Gardeners often love hedgehogs, because they can help keep garden pests under control and of course, we all love seeing them bumbling around the garden at night!
In winter, hedgehogs should be tucked up asleep in their lovely snug nests of leaves and dry grass – however, even a winter garden can hold perils for them and the following tips will help make our gardens a bit more hedgehog friendly.
Bonfires – use a metal incinerator or move the pile to be burnt just before setting fire to it. This should ensure that a hedgehog hasn’t tried to hibernate in the heap. Don’t burn or trim pampas grass until you are sure there is not a hedgehog tucked into the base!
Ponds – if you are installing a new pond, or even if you have one already, check there is a ramp or gentle slope for hedgehogs to escape on – a few bricks would do the job. Children’s sandpits that fill with rainwater can also be a hedgehog trap, so cover them well or ensure there is an escape route.
Fences – fences can blow down in winter gales and make sure that if you repair or replace them you leave a hole for hedgehogs to travel through. Gardens are a wonderful habitat for hedgehogs, but they need to be able to travel between our gardens to find food and a mate. A hole the size of a CD should do the trick. Use environmentally safe wood preservative on all fences and sheds.
Compost heaps, wild patches, sheds, hedges and winter tidy-ups – hedgehogs might well be trying to hibernate in long, overgrown areas, the bottom of hedges, underneath sheds or compost heaps. If you are tidying up over winter or dismantling an old shed, check for hedgehogs first and if possible, leave these jobs until the weather warms up and the hogs are out of hibernation. Strimmers mutilate hedgehogs – so check well before you strim!

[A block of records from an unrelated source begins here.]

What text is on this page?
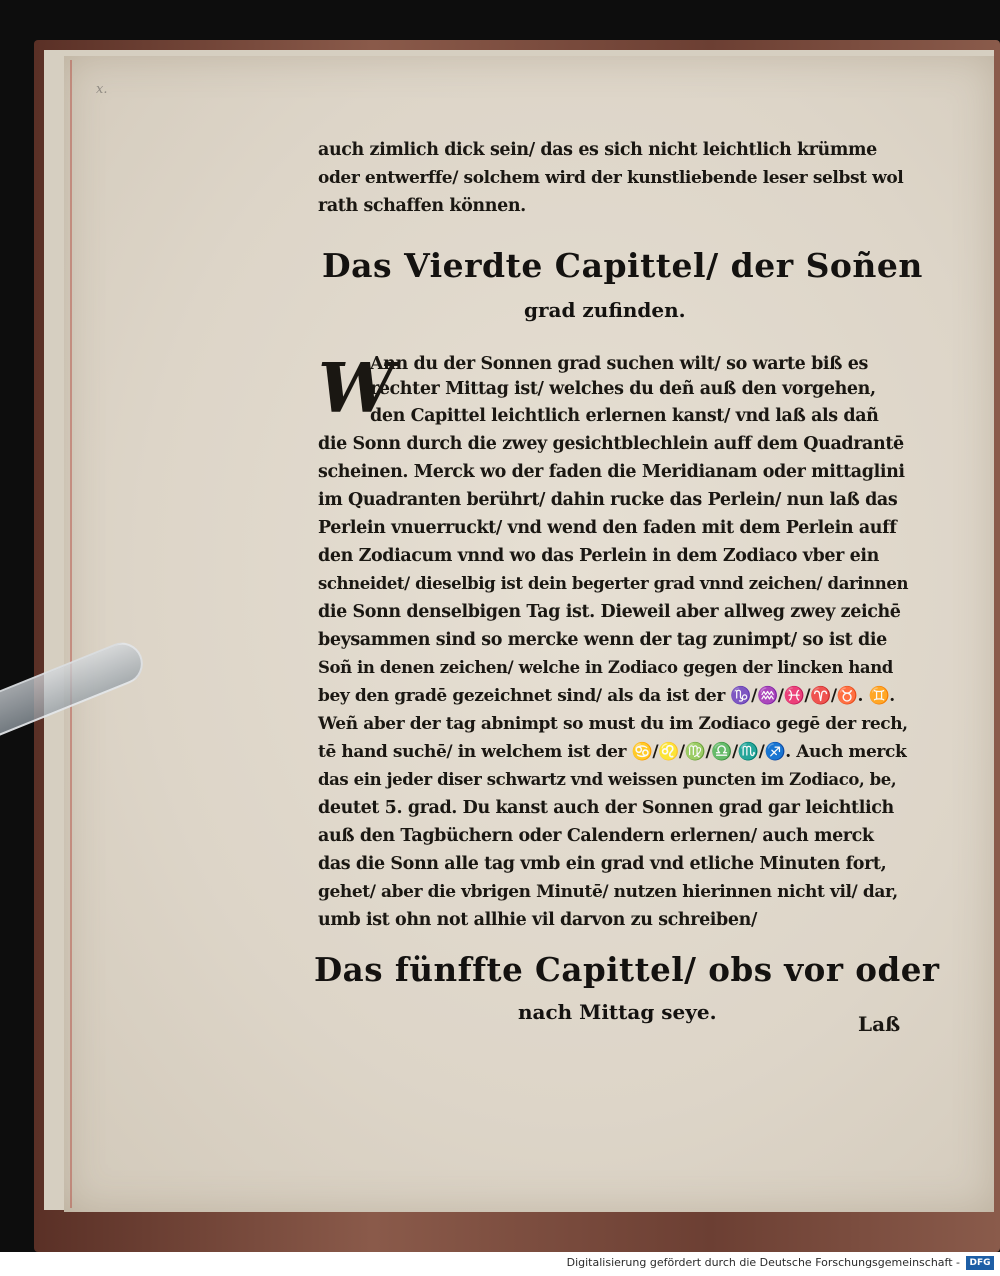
x.
auch zimlich dick sein/ das es sich nicht leichtlich krümme
oder entwerffe/ solchem wird der kunstliebende leser selbst wol
rath schaffen können.
Das Vierdte Capittel/ der Soñen
grad zufinden.
W
Ann du der Sonnen grad suchen wilt/ so warte biß es
rechter Mittag ist/ welches du deñ auß den vorgehen,
den Capittel leichtlich erlernen kanst/ vnd laß als dañ
die Sonn durch die zwey gesichtblechlein auff dem Quadrantē
scheinen. Merck wo der faden die Meridianam oder mittaglini
im Quadranten berührt/ dahin rucke das Perlein/ nun laß das
Perlein vnuerruckt/ vnd wend den faden mit dem Perlein auff
den Zodiacum vnnd wo das Perlein in dem Zodiaco vber ein
schneidet/ dieselbig ist dein begerter grad vnnd zeichen/ darinnen
die Sonn denselbigen Tag ist. Dieweil aber allweg zwey zeichē
beysammen sind so mercke wenn der tag zunimpt/ so ist die
Soñ in denen zeichen/ welche in Zodiaco gegen der lincken hand
bey den gradē gezeichnet sind/ als da ist der ♑/♒/♓/♈/♉. ♊.
Weñ aber der tag abnimpt so must du im Zodiaco gegē der rech,
tē hand suchē/ in welchem ist der ♋/♌/♍/♎/♏/♐. Auch merck
das ein jeder diser schwartz vnd weissen puncten im Zodiaco, be,
deutet 5. grad. Du kanst auch der Sonnen grad gar leichtlich
auß den Tagbüchern oder Calendern erlernen/ auch merck
das die Sonn alle tag vmb ein grad vnd etliche Minuten fort,
gehet/ aber die vbrigen Minutē/ nutzen hierinnen nicht vil/ dar,
umb ist ohn not allhie vil darvon zu schreiben/
Das fünffte Capittel/ obs vor oder
nach Mittag seye.	Laß
Digitalisierung gefördert durch die Deutsche Forschungsgemeinschaft -	DFG
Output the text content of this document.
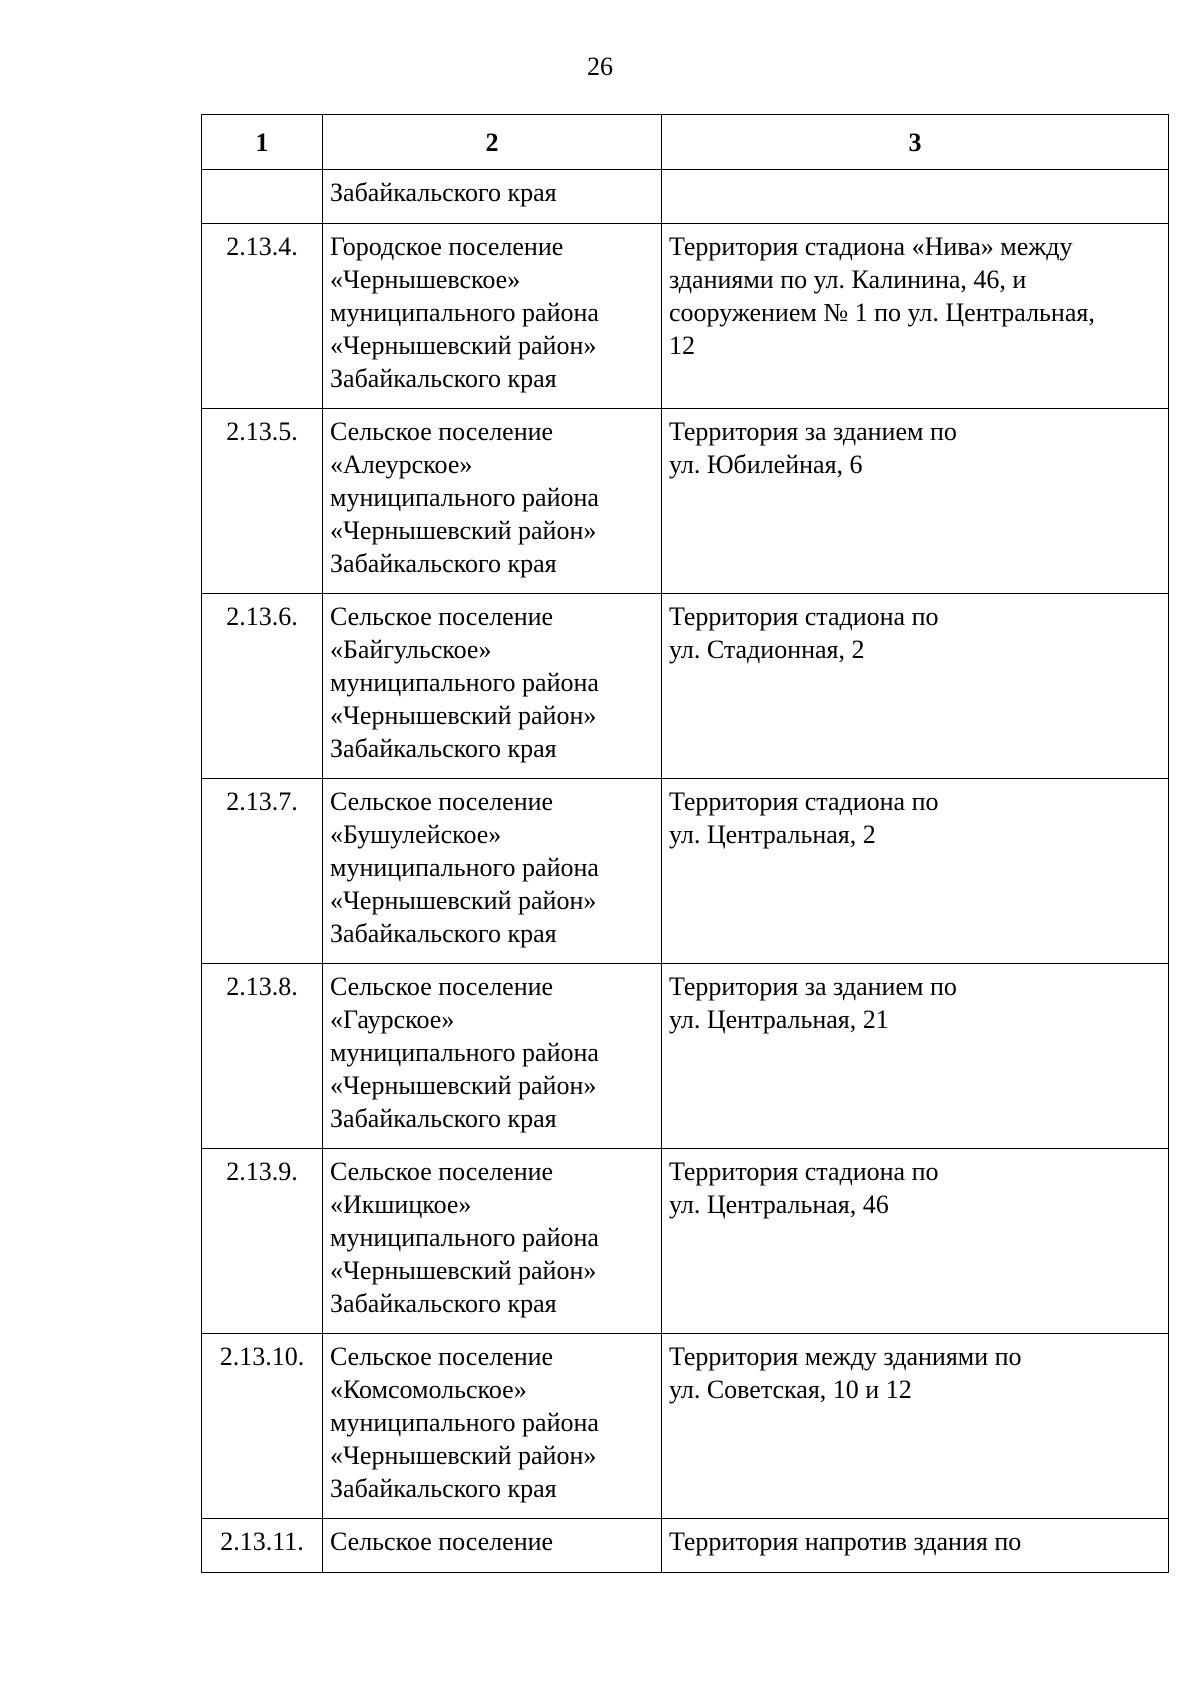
26
1	2	3

	Забайкальского края	

2.13.4.	Городское поселение
«Чернышевское»
муниципального района
«Чернышевский район»
Забайкальского края	Территория стадиона «Нива» между
зданиями по ул. Калинина, 46, и
сооружением № 1 по ул. Центральная,
12

2.13.5.	Сельское поселение
«Алеурское»
муниципального района
«Чернышевский район»
Забайкальского края	Территория за зданием по
ул. Юбилейная, 6

2.13.6.	Сельское поселение
«Байгульское»
муниципального района
«Чернышевский район»
Забайкальского края	Территория стадиона по
ул. Стадионная, 2

2.13.7.	Сельское поселение
«Бушулейское»
муниципального района
«Чернышевский район»
Забайкальского края	Территория стадиона по
ул. Центральная, 2

2.13.8.	Сельское поселение
«Гаурское»
муниципального района
«Чернышевский район»
Забайкальского края	Территория за зданием по
ул. Центральная, 21

2.13.9.	Сельское поселение
«Икшицкое»
муниципального района
«Чернышевский район»
Забайкальского края	Территория стадиона по
ул. Центральная, 46

2.13.10.	Сельское поселение
«Комсомольское»
муниципального района
«Чернышевский район»
Забайкальского края	Территория между зданиями по
ул. Советская, 10 и 12

2.13.11.	Сельское поселение	Территория напротив здания по
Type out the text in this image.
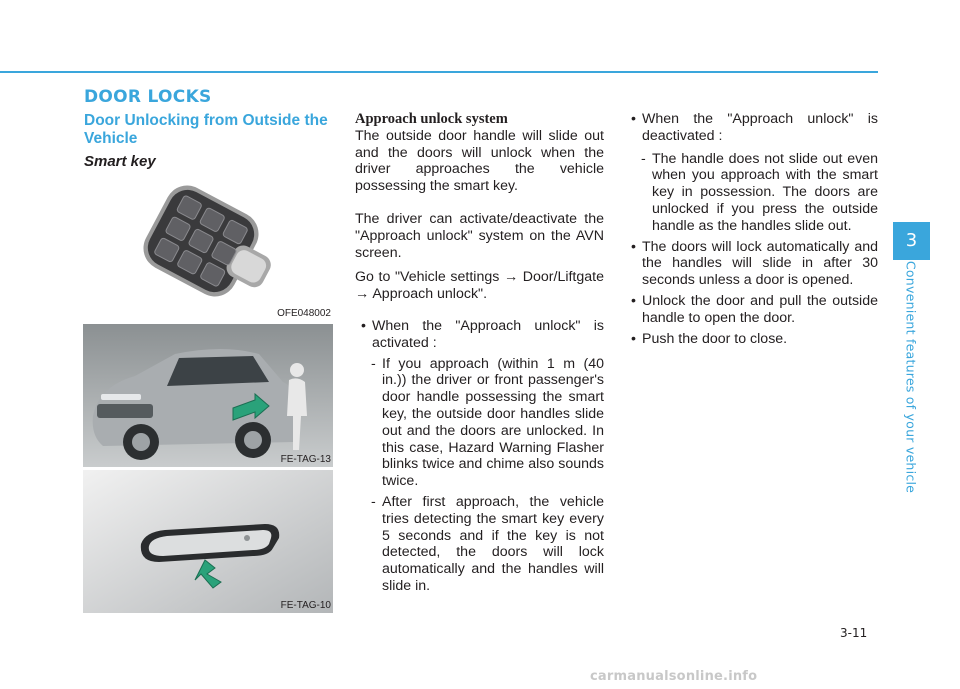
DOOR LOCKS
Door Unlocking from Outside the Vehicle
Smart key
OFE048002
FE-TAG-13
FE-TAG-10

Approach unlock system

The outside door handle will slide out and the doors will unlock when the driver approaches the vehicle possessing the smart key.

The driver can activate/deactivate the "Approach unlock" system on the AVN screen.

Go to "Vehicle settings → Door/Liftgate → Approach unlock".

• When the "Approach unlock" is activated :

- If you approach (within 1 m (40 in.)) the driver or front passenger's door handle possessing the smart key, the outside door handles slide out and the doors are unlocked. In this case, Hazard Warning Flasher blinks twice and chime also sounds twice.

- After first approach, the vehicle tries detecting the smart key every 5 seconds and if the key is not detected, the doors will lock automatically and the handles will slide in.

• When the "Approach unlock" is deactivated :

- The handle does not slide out even when you approach with the smart key in possession. The doors are unlocked if you press the outside handle as the handles slide out.

• The doors will lock automatically and the handles will slide in after 30 seconds unless a door is opened.

• Unlock the door and pull the outside handle to open the door.

• Push the door to close.

3
Convenient features of your vehicle
3-11
carmanualsonline.info
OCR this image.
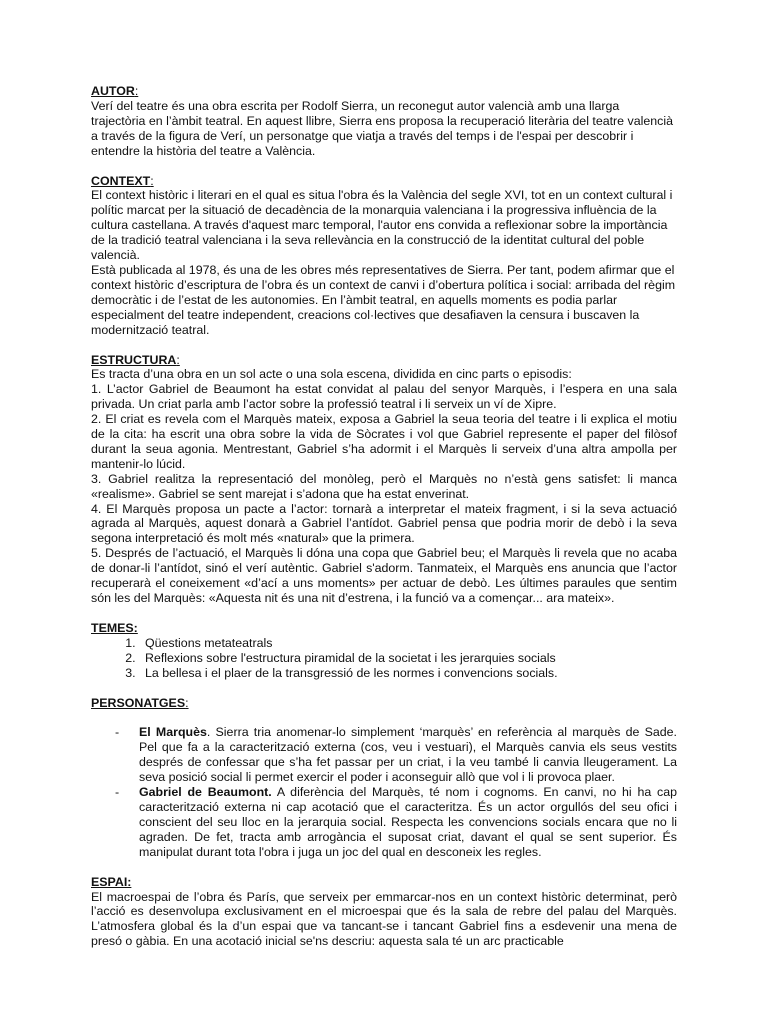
AUTOR:

Verí del teatre és una obra escrita per Rodolf Sierra, un reconegut autor valencià amb una llarga trajectòria en l’àmbit teatral. En aquest llibre, Sierra ens proposa la recuperació literària del teatre valencià a través de la figura de Verí, un personatge que viatja a través del temps i de l'espai per descobrir i entendre la història del teatre a València.

CONTEXT:

El context històric i literari en el qual es situa l'obra és la València del segle XVI, tot en un context cultural i polític marcat per la situació de decadència de la monarquia valenciana i la progressiva influència de la cultura castellana. A través d'aquest marc temporal, l'autor ens convida a reflexionar sobre la importància de la tradició teatral valenciana i la seva rellevància en la construcció de la identitat cultural del poble valencià.

Està publicada al 1978, és una de les obres més representatives de Sierra. Per tant, podem afirmar que el context històric d’escriptura de l’obra és un context de canvi i d’obertura política i social: arribada del règim democràtic i de l’estat de les autonomies. En l’àmbit teatral, en aquells moments es podia parlar especialment del teatre independent, creacions col·lectives que desafiaven la censura i buscaven la modernització teatral.

ESTRUCTURA:

Es tracta d’una obra en un sol acte o una sola escena, dividida en cinc parts o episodis:

1. L’actor Gabriel de Beaumont ha estat convidat al palau del senyor Marquès, i l’espera en una sala privada. Un criat parla amb l’actor sobre la professió teatral i li serveix un ví de Xipre.

2. El criat es revela com el Marquès mateix, exposa a Gabriel la seua teoria del teatre i li explica el motiu de la cita: ha escrit una obra sobre la vida de Sòcrates i vol que Gabriel represente el paper del filòsof durant la seua agonia. Mentrestant, Gabriel s’ha adormit i el Marquès li serveix d’una altra ampolla per mantenir-lo lúcid.

3. Gabriel realitza la representació del monòleg, però el Marquès no n’està gens satisfet: li manca «realisme». Gabriel se sent marejat i s’adona que ha estat enverinat.

4. El Marquès proposa un pacte a l’actor: tornarà a interpretar el mateix fragment, i si la seva actuació agrada al Marquès, aquest donarà a Gabriel l’antídot. Gabriel pensa que podria morir de debò i la seva segona interpretació és molt més «natural» que la primera.

5. Després de l’actuació, el Marquès li dóna una copa que Gabriel beu; el Marquès li revela que no acaba de donar-li l’antídot, sinó el verí autèntic. Gabriel s'adorm. Tanmateix, el Marquès ens anuncia que l’actor recuperarà el coneixement «d’ací a uns moments» per actuar de debò. Les últimes paraules que sentim són les del Marquès: «Aquesta nit és una nit d’estrena, i la funció va a començar... ara mateix».

TEMES:

1. Qüestions metateatrals
2. Reflexions sobre l'estructura piramidal de la societat i les jerarquies socials
3. La bellesa i el plaer de la transgressió de les normes i convencions socials.

PERSONATGES:

- El Marquès. Sierra tria anomenar-lo simplement ‘marquès’ en referència al marquès de Sade. Pel que fa a la caracterització externa (cos, veu i vestuari), el Marquès canvia els seus vestits després de confessar que s’ha fet passar per un criat, i la veu també li canvia lleugerament. La seva posició social li permet exercir el poder i aconseguir allò que vol i li provoca plaer.
- Gabriel de Beaumont. A diferència del Marquès, té nom i cognoms. En canvi, no hi ha cap caracterització externa ni cap acotació que el caracteritza. És un actor orgullós del seu ofici i conscient del seu lloc en la jerarquia social. Respecta les convencions socials encara que no li agraden. De fet, tracta amb arrogància el suposat criat, davant el qual se sent superior. És manipulat durant tota l'obra i juga un joc del qual en desconeix les regles.

ESPAI:

El macroespai de l’obra és París, que serveix per emmarcar-nos en un context històric determinat, però l’acció es desenvolupa exclusivament en el microespai que és la sala de rebre del palau del Marquès. L’atmosfera global és la d’un espai que va tancant-se i tancant Gabriel fins a esdevenir una mena de presó o gàbia. En una acotació inicial se'ns descriu: aquesta sala té un arc practicable
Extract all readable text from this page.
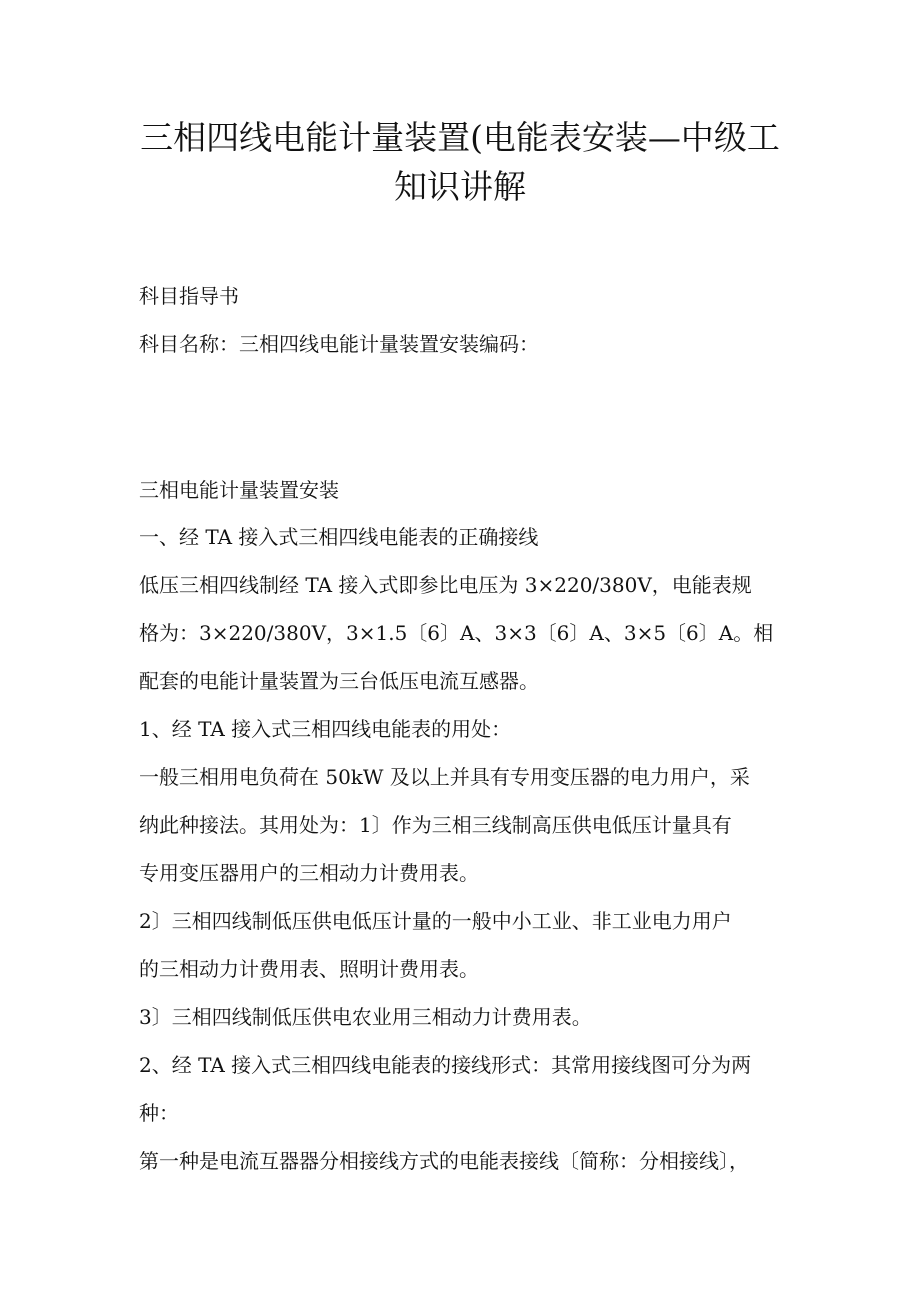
三相四线电能计量装置(电能表安装—中级工
知识讲解
科目指导书
科目名称：三相四线电能计量装置安装编码：
三相电能计量装置安装
一、经 TA 接入式三相四线电能表的正确接线
低压三相四线制经 TA 接入式即参比电压为 3×220/380V，电能表规
格为：3×220/380V，3×1.5〔6〕A、3×3〔6〕A、3×5〔6〕A。相
配套的电能计量装置为三台低压电流互感器。
1、经 TA 接入式三相四线电能表的用处：
一般三相用电负荷在 50kW 及以上并具有专用变压器的电力用户，采
纳此种接法。其用处为：1〕作为三相三线制高压供电低压计量具有
专用变压器用户的三相动力计费用表。
2〕三相四线制低压供电低压计量的一般中小工业、非工业电力用户
的三相动力计费用表、照明计费用表。
3〕三相四线制低压供电农业用三相动力计费用表。
2、经 TA 接入式三相四线电能表的接线形式：其常用接线图可分为两
种：
第一种是电流互器器分相接线方式的电能表接线〔简称：分相接线〕，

Check compost heaps before you stick a fork in and if you find a hibernating hog, leave the area well alone until the spring, when they will be on the move again. If the hibernating hog wakes up, leave some food (non-fishy cat biscuits, never bread and milk) out until it can find a new place to go back to sleep.
If you have hedgehogs in your garden, you can help them hibernate by leaving a pile of leaves and small sticks in a quiet corner of the garden or put a hedgehog home in the base of a hedge to help them to hibernate in a safe place in a future.